I originally started out pre-med, I wanted to be a Physiatrist, and realized that my passion was to help people BEFORE they got sick or ill through prevention.  That is when I turned to education. I always enjoyed living an active lifestyle, but knew for every person that does, there are 2 or 3 that do not. My goal was to show people that physical activity can be fun and educate them on ways to make healthy choices for overall well-being.  Each individual needs to be equipped with the skills to be safely active while making healthy choices (i.e. stress management, healthy relationships, nutritional choices) that can be maintained outside of school and throughout their lifetime. What better way than to start when they are young.  Through teaching, I learned that parents and the community play a large role as well; therefore, I decided to get a Master’s Degree in Public Health – Physical Activity and Health Promotion. This allows me to reach children and adolescents, but also adults alike.

What physical activity philosophies or rituals have you instilled in your life?
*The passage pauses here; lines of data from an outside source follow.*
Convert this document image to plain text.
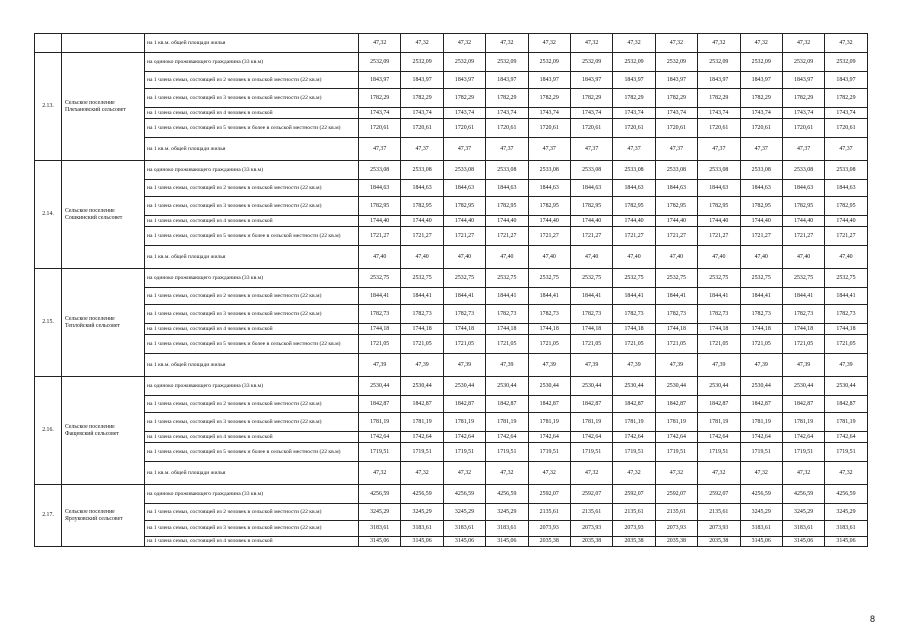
		на 1 кв.м. общей площади жилья	47,32	47,32	47,32	47,32	47,32	47,32	47,32	47,32	47,32	47,32	47,32	47,32
2.13.	Сельское поселение Плехановский сельсовет	на одиноко проживающего гражданина (33 кв.м)	2532,09	2532,09	2532,09	2532,09	2532,09	2532,09	2532,09	2532,09	2532,09	2532,09	2532,09	2532,09
		на 1 члена семьи, состоящей из 2 человек в сельской местности (22 кв.м)	1843,97	1843,97	1843,97	1843,97	1843,97	1843,97	1843,97	1843,97	1843,97	1843,97	1843,97	1843,97
		на 1 члена семьи, состоящей из 3 человек в сельской местности (22 кв.м)	1782,29	1782,29	1782,29	1782,29	1782,29	1782,29	1782,29	1782,29	1782,29	1782,29	1782,29	1782,29
		на 1 члена семьи, состоящей из 4 человек в сельской	1743,74	1743,74	1743,74	1743,74	1743,74	1743,74	1743,74	1743,74	1743,74	1743,74	1743,74	1743,74
		на 1 члена семьи, состоящей из 5 человек и более в сельской местности (22 кв.м)	1720,61	1720,61	1720,61	1720,61	1720,61	1720,61	1720,61	1720,61	1720,61	1720,61	1720,61	1720,61
		на 1 кв.м. общей площади жилья	47,37	47,37	47,37	47,37	47,37	47,37	47,37	47,37	47,37	47,37	47,37	47,37
2.14.	Сельское поселение Сошкинский сельсовет	на одиноко проживающего гражданина (33 кв.м)	2533,08	2533,08	2533,08	2533,08	2533,08	2533,08	2533,08	2533,08	2533,08	2533,08	2533,08	2533,08
		на 1 члена семьи, состоящей из 2 человек в сельской местности (22 кв.м)	1844,63	1844,63	1844,63	1844,63	1844,63	1844,63	1844,63	1844,63	1844,63	1844,63	1844,63	1844,63
		на 1 члена семьи, состоящей из 3 человек в сельской местности (22 кв.м)	1782,95	1782,95	1782,95	1782,95	1782,95	1782,95	1782,95	1782,95	1782,95	1782,95	1782,95	1782,95
		на 1 члена семьи, состоящей из 4 человек в сельской	1744,40	1744,40	1744,40	1744,40	1744,40	1744,40	1744,40	1744,40	1744,40	1744,40	1744,40	1744,40
		на 1 члена семьи, состоящей из 5 человек и более в сельской местности (22 кв.м)	1721,27	1721,27	1721,27	1721,27	1721,27	1721,27	1721,27	1721,27	1721,27	1721,27	1721,27	1721,27
		на 1 кв.м. общей площади жилья	47,40	47,40	47,40	47,40	47,40	47,40	47,40	47,40	47,40	47,40	47,40	47,40
2.15.	Сельское поселение Теплойский сельсовет	на одиноко проживающего гражданина (33 кв.м)	2532,75	2532,75	2532,75	2532,75	2532,75	2532,75	2532,75	2532,75	2532,75	2532,75	2532,75	2532,75
		на 1 члена семьи, состоящей из 2 человек в сельской местности (22 кв.м)	1844,41	1844,41	1844,41	1844,41	1844,41	1844,41	1844,41	1844,41	1844,41	1844,41	1844,41	1844,41
		на 1 члена семьи, состоящей из 3 человек в сельской местности (22 кв.м)	1782,73	1782,73	1782,73	1782,73	1782,73	1782,73	1782,73	1782,73	1782,73	1782,73	1782,73	1782,73
		на 1 члена семьи, состоящей из 4 человек в сельской	1744,18	1744,18	1744,18	1744,18	1744,18	1744,18	1744,18	1744,18	1744,18	1744,18	1744,18	1744,18
		на 1 члена семьи, состоящей из 5 человек и более в сельской местности (22 кв.м)	1721,05	1721,05	1721,05	1721,05	1721,05	1721,05	1721,05	1721,05	1721,05	1721,05	1721,05	1721,05
		на 1 кв.м. общей площади жилья	47,39	47,39	47,39	47,39	47,39	47,39	47,39	47,39	47,39	47,39	47,39	47,39
2.16.	Сельское поселение Фащевский сельсовет	на одиноко проживающего гражданина (33 кв.м)	2530,44	2530,44	2530,44	2530,44	2530,44	2530,44	2530,44	2530,44	2530,44	2530,44	2530,44	2530,44
		на 1 члена семьи, состоящей из 2 человек в сельской местности (22 кв.м)	1842,87	1842,87	1842,87	1842,87	1842,87	1842,87	1842,87	1842,87	1842,87	1842,87	1842,87	1842,87
		на 1 члена семьи, состоящей из 3 человек в сельской местности (22 кв.м)	1781,19	1781,19	1781,19	1781,19	1781,19	1781,19	1781,19	1781,19	1781,19	1781,19	1781,19	1781,19
		на 1 члена семьи, состоящей из 4 человек в сельской	1742,64	1742,64	1742,64	1742,64	1742,64	1742,64	1742,64	1742,64	1742,64	1742,64	1742,64	1742,64
		на 1 члена семьи, состоящей из 5 человек и более в сельской местности (22 кв.м)	1719,51	1719,51	1719,51	1719,51	1719,51	1719,51	1719,51	1719,51	1719,51	1719,51	1719,51	1719,51
		на 1 кв.м. общей площади жилья	47,32	47,32	47,32	47,32	47,32	47,32	47,32	47,32	47,32	47,32	47,32	47,32
2.17.	Сельское поселение Ярлуковский сельсовет	на одиноко проживающего гражданина (33 кв.м)	4256,59	4256,59	4256,59	4256,59	2592,07	2592,07	2592,07	2592,07	2592,07	4256,59	4256,59	4256,59
		на 1 члена семьи, состоящей из 2 человек в сельской местности (22 кв.м)	3245,29	3245,29	3245,29	3245,29	2135,61	2135,61	2135,61	2135,61	2135,61	3245,29	3245,29	3245,29
		на 1 члена семьи, состоящей из 3 человек в сельской местности (22 кв.м)	3183,61	3183,61	3183,61	3183,61	2073,93	2073,93	2073,93	2073,93	2073,93	3183,61	3183,61	3183,61
		на 1 члена семьи, состоящей из 4 человек в сельской	3145,06	3145,06	3145,06	3145,06	2035,38	2035,38	2035,38	2035,38	2035,38	3145,06	3145,06	3145,06
8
After having a child, my rituals have definitely changed.  My triathlon and half marathon trainings have been tabled for the time and replaced with mini workout sessions with my babe; peek-a-boo crunches and push up smooches; cheesy, I know.  Either way, I try to incorporate small calisthenics involving my son into our new daily routines. Once the weather gets warmer, my husband and I will share our love of hiking, camping, canoeing, and being on the water with our little guy.  We can’t wait to get outside again! As for a philosophy, you have to love what you do. Physical activity not only improves how you feel physically, but also emotionally through the release of endorphins. So find something(s) you enjoy and simply move!